Маленький, толстый, с выпирающим круглым брюшком, он казался бы смешным, если бы не умное, уверенное, спокойное лицо и внимательный, благожелательный взгляд. Расчесанные на пробор темные, седеющие волосы, черный фрак с массивной серебряной цепочкой от часов, обтягивающие по тогдашней моде брюки и белоснежный жилет пике — все это было внушительно и солидно.

— Так вот вы где! — улыбнулся он, разглядев посетителей. — Что ж, рад познакомиться со своими будущими питомцами. Прошу!

И без помощи лакеев выдвинул один за другим четыре тяжелых стула.

Все чинно уселись за стол, и началась общая беседа. Миша и Федя коротко и точно отвечали на вопросы. Больше всего Леонтий Иванович интересовался их прежней учебой у Драшусова. Он с похвалой отозвался о Николае Ивановиче, но умолчал о его сыновьях. Постепенно разговор перешел на медицинские темы, и мальчики стали скучать.

Через несколько минут знакомый швейцар доложил о приходе еще одной посетительницы с сыном. Леонтий Иванович взглядом спросил разрешения у Михаила Андреевича, тот с готовностью кивнул, однако, не желая мешать, стал медленно подниматься. Тотчас же, опередив его, словно на пружинах, вскочили и мальчики. Но Леонтий Иванович с необидной фамильярностью положил руку на плечо Михаила Андреевича, и тот снова опустился на стул. Вслед за ним сели и мальчики.

Вопреки Фединым ожиданиям — ему представлялась почтенная матрона вроде тетки Куманиной, — вошла маленькая, невзрачная и довольно бедно одетая женщина. Испуганным, робким взглядом и манерой держаться она напоминала Ольгу Дмитриевну Умнову. С нею был худенький мальчик, на вид лет десяти или одиннадцати, хотя, как Федя узнал впоследствии, ему уже минуло тринадцать. Леонтий Иванович представил ее Михаилу Андреевичу, и она неловко и чуть-чуть ниже, чем следовало, поклонилась. И тотчас же Михаил Андреевич, словно по какой-то безмолвной команде, принял чуть небрежный вид. А Леонтий Иванович едва заметно улыбнулся, и тотчас лицо его неузнаваемо изменилось — утратило свою привлекательность и приобрело несколько ироническое, даже насмешливое выражение.

Посетительница протянула Леонтию Ивановичу внушительного вида конверт, тот вскрыл его и стал читать письмо. Федя заметил, что по мере чтения он все почтительнее взглядывал на женщину и все ласковее — на мальчика; один раз он даже поднял руку и потрепал его по мягким светло-соломенным волосам.

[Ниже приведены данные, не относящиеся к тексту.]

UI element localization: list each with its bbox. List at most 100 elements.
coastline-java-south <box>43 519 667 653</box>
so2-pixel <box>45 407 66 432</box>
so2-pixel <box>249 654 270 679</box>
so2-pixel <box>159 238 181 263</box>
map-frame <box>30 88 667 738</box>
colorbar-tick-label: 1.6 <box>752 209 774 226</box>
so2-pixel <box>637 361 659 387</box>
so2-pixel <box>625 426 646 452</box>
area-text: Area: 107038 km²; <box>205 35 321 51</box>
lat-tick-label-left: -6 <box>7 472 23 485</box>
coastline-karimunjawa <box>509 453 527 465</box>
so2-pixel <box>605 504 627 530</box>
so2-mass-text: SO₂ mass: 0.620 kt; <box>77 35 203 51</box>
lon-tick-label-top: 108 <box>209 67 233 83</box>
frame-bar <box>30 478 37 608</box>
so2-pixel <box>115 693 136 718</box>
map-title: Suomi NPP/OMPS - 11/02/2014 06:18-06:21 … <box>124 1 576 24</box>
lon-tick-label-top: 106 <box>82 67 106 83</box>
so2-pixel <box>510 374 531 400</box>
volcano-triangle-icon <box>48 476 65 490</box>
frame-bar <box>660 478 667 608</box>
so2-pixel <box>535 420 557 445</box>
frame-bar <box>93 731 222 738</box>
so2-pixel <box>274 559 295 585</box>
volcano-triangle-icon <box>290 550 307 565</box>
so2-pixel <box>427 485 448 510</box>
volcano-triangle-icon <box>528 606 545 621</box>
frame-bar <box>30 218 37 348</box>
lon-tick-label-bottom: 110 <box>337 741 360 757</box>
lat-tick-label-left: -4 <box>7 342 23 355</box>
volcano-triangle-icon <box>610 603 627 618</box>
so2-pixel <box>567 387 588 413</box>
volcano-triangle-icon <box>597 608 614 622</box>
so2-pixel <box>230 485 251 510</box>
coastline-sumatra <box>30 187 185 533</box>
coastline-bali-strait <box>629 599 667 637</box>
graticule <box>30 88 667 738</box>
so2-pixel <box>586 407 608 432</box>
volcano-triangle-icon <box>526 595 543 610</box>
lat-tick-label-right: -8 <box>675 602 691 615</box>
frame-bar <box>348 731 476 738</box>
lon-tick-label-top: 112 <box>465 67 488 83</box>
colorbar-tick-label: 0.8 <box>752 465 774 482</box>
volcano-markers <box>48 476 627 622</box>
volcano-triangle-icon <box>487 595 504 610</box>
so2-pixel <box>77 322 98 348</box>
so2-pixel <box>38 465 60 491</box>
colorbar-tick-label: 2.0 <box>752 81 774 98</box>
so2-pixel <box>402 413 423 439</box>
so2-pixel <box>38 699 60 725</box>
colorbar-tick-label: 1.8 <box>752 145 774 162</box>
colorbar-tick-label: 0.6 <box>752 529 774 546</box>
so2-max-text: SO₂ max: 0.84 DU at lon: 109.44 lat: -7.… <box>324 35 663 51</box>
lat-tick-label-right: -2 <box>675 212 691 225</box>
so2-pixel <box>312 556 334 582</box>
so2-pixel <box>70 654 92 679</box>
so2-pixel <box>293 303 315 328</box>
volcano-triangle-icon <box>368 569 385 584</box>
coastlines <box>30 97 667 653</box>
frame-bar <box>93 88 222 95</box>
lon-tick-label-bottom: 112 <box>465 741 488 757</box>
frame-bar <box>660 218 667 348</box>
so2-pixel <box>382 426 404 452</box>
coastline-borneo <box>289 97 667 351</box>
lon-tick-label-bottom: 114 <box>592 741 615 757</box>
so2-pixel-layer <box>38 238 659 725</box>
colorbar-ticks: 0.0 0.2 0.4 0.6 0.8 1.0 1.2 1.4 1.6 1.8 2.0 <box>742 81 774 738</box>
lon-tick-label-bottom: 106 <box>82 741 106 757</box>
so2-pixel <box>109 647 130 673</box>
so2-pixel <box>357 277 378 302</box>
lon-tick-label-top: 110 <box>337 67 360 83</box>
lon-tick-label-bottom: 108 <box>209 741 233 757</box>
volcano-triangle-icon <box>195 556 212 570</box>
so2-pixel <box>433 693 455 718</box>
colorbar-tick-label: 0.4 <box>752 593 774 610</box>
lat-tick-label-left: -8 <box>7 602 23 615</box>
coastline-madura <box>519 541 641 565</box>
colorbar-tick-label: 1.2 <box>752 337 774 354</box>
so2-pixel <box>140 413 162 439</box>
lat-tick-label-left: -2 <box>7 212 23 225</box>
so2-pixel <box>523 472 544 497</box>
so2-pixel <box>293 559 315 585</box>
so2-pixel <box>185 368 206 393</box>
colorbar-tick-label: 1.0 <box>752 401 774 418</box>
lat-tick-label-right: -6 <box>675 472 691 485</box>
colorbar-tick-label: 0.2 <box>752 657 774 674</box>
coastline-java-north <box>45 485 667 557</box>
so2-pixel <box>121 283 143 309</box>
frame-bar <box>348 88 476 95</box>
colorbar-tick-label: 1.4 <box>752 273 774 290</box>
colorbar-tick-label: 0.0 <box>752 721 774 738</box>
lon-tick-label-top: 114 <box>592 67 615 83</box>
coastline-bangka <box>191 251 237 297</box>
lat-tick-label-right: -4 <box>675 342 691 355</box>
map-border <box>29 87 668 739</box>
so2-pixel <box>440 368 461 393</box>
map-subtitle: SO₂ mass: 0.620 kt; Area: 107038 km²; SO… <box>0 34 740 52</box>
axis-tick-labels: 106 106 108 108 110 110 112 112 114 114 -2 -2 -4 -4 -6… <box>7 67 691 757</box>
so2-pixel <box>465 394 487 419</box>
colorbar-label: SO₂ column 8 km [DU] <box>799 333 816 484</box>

Дичившийся вначале мальчик теперь почувствовал себя свободно. Он смело наклонился к Феде и спросил его, в какой класс он поступает. Федя ответил, что и он и брат надеются поступить во второй; мальчик вздохнул и сказал, что тоже хотел экзаменоваться во второй, и маменька была согласна, но тут пришло письмо от графа, — он так именно и сказал — «графа», ничего не прибавив и не объяснив, — и приходится «начинать сначала», то есть с первого класса. Все это он изложил Феде скороговоркой, но законченными, округлыми, пожалуй, слишком литературными для его возраста фразами и при этом совершенно непосредственно, доверчиво и по-детски смотрел на Федю своими удивительно милыми, словно только что промытыми росой, светло-синими глазами.